“We have to pass the bill so that you can find out what is in it” (continued)

I mean this in less snarky way than the title of this post suggests, but I continue to be surprised by some of what worked its way into the health care reform bill.

Today the Supreme Court held 7-2 in an opinion by Justice Stevens that 31 U.S.C. 3730(e)(4)(A), a provision of the False Claims Act that bars qui tam actions that are based upon the public disclosure of allegations of fraud against the government in (among other things) “a congressional, administrative, or [GAO] report, hearing, audit, or investigation,” includes state and local administrative hearings, audits, or investigations, and not just federal ones.   But tucked away in a footnote is notice that the holding of the case (Graham County Soil & Water Conservation District v. United States ex rel Wilson, 08-304), will have limited application going forward:

On March 23, 2010, the President signed into law the Patient Protection and Affordable Care Act, Pub. L. 111–148, 124 Stat. 119.  Section 10104(j)(2) of this legislation replaces the prior version of 31 U.S.C. §3730(e)(4) with new language.  The legislation makes no mention of retroactivity, which would be necessary for its application to pending cases given that it eliminates petitioners’ claimed defense to a qui tam suit. See Hughes Aircraft Co. v. United States ex rel. Schumer, 520 U. S. 939, 948 (1997).

The health care reform law changes the relevant text to provide for dismissal of a qui tam action based on a public disclosures “in a congressional, [GAO], or other Federal report, hearing, audit, or investigation.”  Thus, it essentially overrules today’s decision.  The amendment also eliminates the old language, under which a court would not have jurisdiction over a case based on a public disclosure, to simply state that a court shall dismiss an action, unless opposed by the Government, if substantially the same allegations were publicly disclosed.

The full text of the revised language is available after the jump.
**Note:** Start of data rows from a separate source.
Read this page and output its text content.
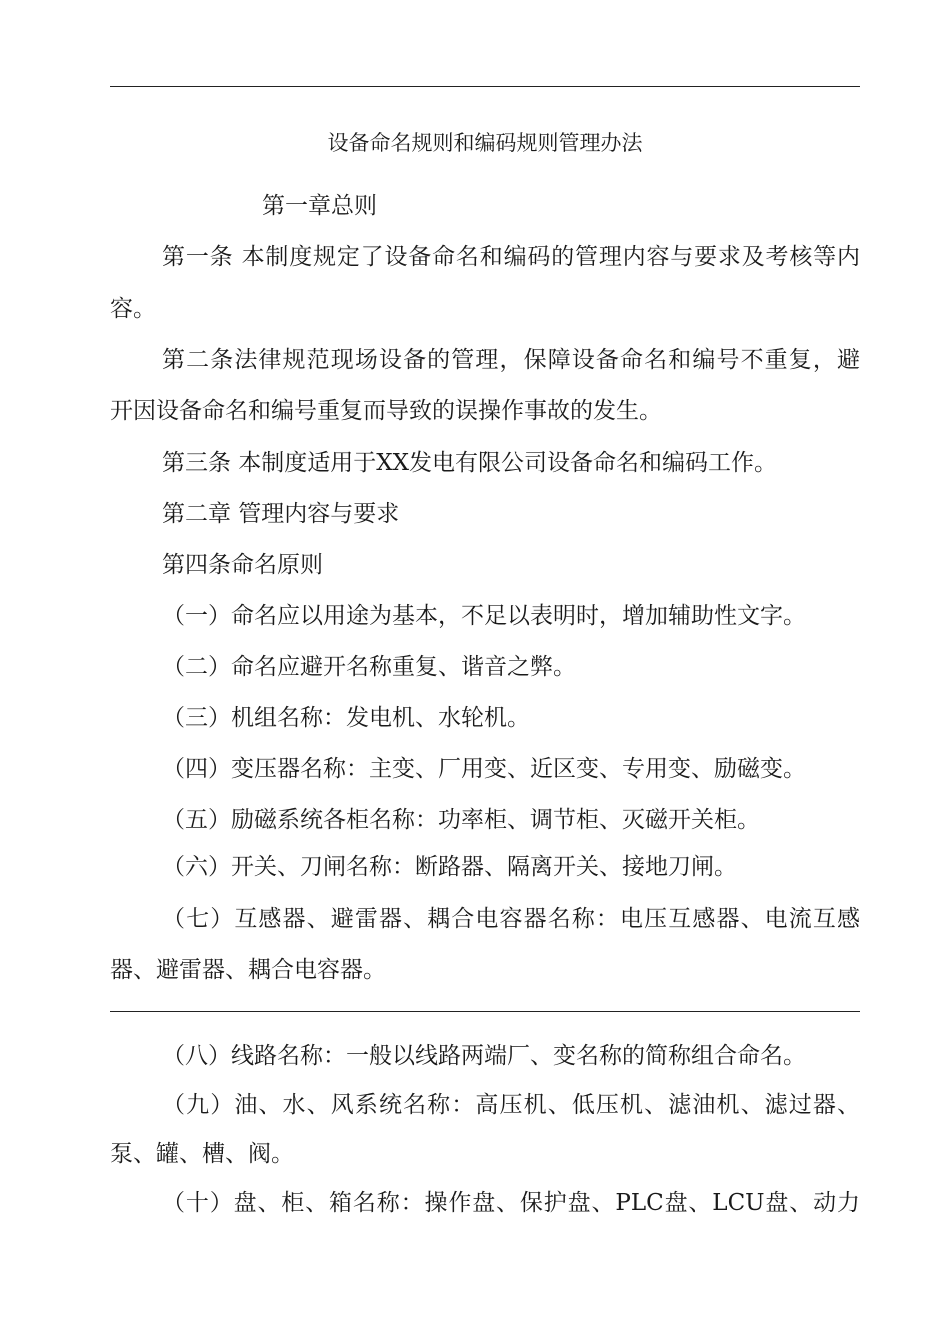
设备命名规则和编码规则管理办法
第一章总则
第一条 本制度规定了设备命名和编码的管理内容与要求及考核等内
容。
第二条法律规范现场设备的管理，保障设备命名和编号不重复，避
开因设备命名和编号重复而导致的误操作事故的发生。
第三条 本制度适用于XX发电有限公司设备命名和编码工作。
第二章 管理内容与要求
第四条命名原则
（一）命名应以用途为基本，不足以表明时，增加辅助性文字。
（二）命名应避开名称重复、谐音之弊。
（三）机组名称：发电机、水轮机。
（四）变压器名称：主变、厂用变、近区变、专用变、励磁变。
（五）励磁系统各柜名称：功率柜、调节柜、灭磁开关柜。
（六）开关、刀闸名称：断路器、隔离开关、接地刀闸。
（七）互感器、避雷器、耦合电容器名称：电压互感器、电流互感
器、避雷器、耦合电容器。
（八）线路名称：一般以线路两端厂、变名称的简称组合命名。
（九）油、水、风系统名称：高压机、低压机、滤油机、滤过器、
泵、罐、槽、阀。
（十）盘、柜、箱名称：操作盘、保护盘、PLC盘、LCU盘、动力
A redline reflecting the change is available here.

Critics of the change note that the amendments “are not limited to FCA actions against health care companies,” but it’s not unusual for Congress to make a change apply across-the-board even if it is nominally motivated by concern in a particular area. (Think of the USA PATRIOT Act, which, unless you believe the conspiracy theorists, was prompted by terrorism investigations but which amended provisions of general applicability.)  But the case before the Court involves flood cleanup, not health care fraud.  The amendment to the FCA is germane to health care reform in that it makes it easier to maintain a qui tam action against an entity that allegedly has defrauded the government. But the provision still looks a bit like the sort of provision that gets attached to must-pass legislation as a favor to a powerful constituency, rather than something that Congress considered directly relevant to the subject of the legislation. 

UPDATE: Both because I assume a high degree of background knowledge from our readers, and because I’m too lazy to provide much background, I don’t explain much about the qui tam mechanism.  One of the posts in the comment thread gives a helpful primer for people who aren’t already steeped in this area of the law.  It’s a fascinating area, with an interesting historical pedigree and which raises juicy separation-of-powers issues.

Here’s the full text:

(4)(A) The court shall dismiss an action or claim under this section, unless opposed by the Government, if substantially the same allegations or transactions as alleged in the action or claim were publicly disclosed–

(i) in a Federal criminal, civil, or administrative hearing in which the Government or its agent is a party;

(ii) in a congressional, Government Accountability Office, or other Federal report, hearing, audit, or investigation; or

(iii) from the news media,unless the action is brought by the Attorney General or the person bringing the action is an original source of the information.

(B) For purposes of this paragraph, “original source” means an individual who either (i) prior to a public disclosure under subsection (e)(4)(a), has voluntarily disclosed to the Government the information on which allegations or transactions in a claim are based, or (2) who has knowledge that is independent of and materially adds to the publicly disclosed allegations or transactions, and who has voluntarily provided the information to the Government before filing an action under this section.

H.R.  3590, § 10104(j), 111th Cong. (2009) (emphasis added).